Image (c) Levan London

Famurewa begins, “Levan, a new all-day bistro from the team behind Brixton’s justly adored Salon, has just slotted seamlessly into the neighbourhood… [it] feels like a significant arrival. It’s a gently grown-up operation where the prices are reasonable, the Francophile food balances ambition and comfort, and the loos aren’t the kind likely to give a visiting older relative PTSD.”

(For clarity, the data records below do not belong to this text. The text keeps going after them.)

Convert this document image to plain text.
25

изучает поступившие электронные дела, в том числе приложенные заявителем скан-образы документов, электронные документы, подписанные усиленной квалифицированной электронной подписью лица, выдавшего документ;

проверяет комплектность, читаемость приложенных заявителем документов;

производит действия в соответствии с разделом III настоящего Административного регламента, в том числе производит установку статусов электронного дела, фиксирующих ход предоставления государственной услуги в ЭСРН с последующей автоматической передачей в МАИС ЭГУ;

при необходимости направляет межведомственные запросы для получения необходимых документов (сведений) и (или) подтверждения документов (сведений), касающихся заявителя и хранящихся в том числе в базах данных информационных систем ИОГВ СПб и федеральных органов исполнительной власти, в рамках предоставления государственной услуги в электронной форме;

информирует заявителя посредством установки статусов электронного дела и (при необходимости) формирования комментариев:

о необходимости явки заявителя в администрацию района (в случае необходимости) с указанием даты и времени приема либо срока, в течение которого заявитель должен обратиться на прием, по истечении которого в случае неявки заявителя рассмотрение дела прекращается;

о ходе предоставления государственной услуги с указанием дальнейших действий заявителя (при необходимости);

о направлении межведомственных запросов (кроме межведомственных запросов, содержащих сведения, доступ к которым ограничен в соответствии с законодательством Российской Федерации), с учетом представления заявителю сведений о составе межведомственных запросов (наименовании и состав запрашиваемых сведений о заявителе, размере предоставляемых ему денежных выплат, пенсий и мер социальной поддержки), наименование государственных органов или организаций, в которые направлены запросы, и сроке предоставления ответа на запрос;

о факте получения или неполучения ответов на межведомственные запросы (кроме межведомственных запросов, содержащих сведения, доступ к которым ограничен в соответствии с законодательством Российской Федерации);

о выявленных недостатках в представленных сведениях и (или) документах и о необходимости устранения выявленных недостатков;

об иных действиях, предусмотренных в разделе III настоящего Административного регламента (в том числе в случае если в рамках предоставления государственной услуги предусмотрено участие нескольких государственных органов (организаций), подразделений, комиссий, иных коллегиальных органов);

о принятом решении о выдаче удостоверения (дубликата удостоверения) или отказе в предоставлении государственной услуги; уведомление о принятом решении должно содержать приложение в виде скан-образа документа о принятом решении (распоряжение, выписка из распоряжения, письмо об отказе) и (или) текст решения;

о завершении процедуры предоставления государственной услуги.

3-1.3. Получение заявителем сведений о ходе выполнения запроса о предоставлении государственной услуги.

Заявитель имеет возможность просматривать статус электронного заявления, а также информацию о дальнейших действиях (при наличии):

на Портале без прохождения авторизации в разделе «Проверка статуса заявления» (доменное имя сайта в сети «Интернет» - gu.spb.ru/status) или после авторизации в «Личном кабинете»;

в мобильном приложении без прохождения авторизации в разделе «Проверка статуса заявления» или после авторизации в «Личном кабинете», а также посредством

Okay, second paragraph in and merely just mentioning the food offering, we’re already sold: “while snacking on warm hunks of sourdough baguette and drinking glasses of a crisp, lingering Vinho Verde from the bumper list, we took in walls painted a deep, sexy blue, an open kitchen and a counter bearing flaky takeaway pastries.” It’s like this place was *made* for us.

Image (c) Levan London

“This is one of those tight, dud-free sharing menus where each omitted dish feels a little painful,” the writer continues, “slivers of house-pickled sardine, artfully arranged on gorgeous, golden aromatic olive oil, were as punchy as they were pretty. Comté fries (which are possibly already rivalling that pink stairwell for Insta fame) arrived as sunshine-yellow, finely crisped bricks made of chickpea flour with soothingly cheesy middles and a hefty dusting of more cheese on top”. The menu’s Croque Monsieur “clattered by pepper and boosted by rich béchamel, did its gooey, dirty thing,” he adds.

Image (c) Levan London

Famurewa concludes, with the MOST Peckham of sentences: “We jointly demolished a terrifically sticky tarte Tatin and walked out into the sun, stepping over stray hair extensions and feeling that, though Peckham has long been on every Londoner’s cultural radar, it has just been given another hell of a boost.”

 

No review in the Sunday Business Post this weekend, by the way, Gillian Nelis’ column made way for Christmas gift guides.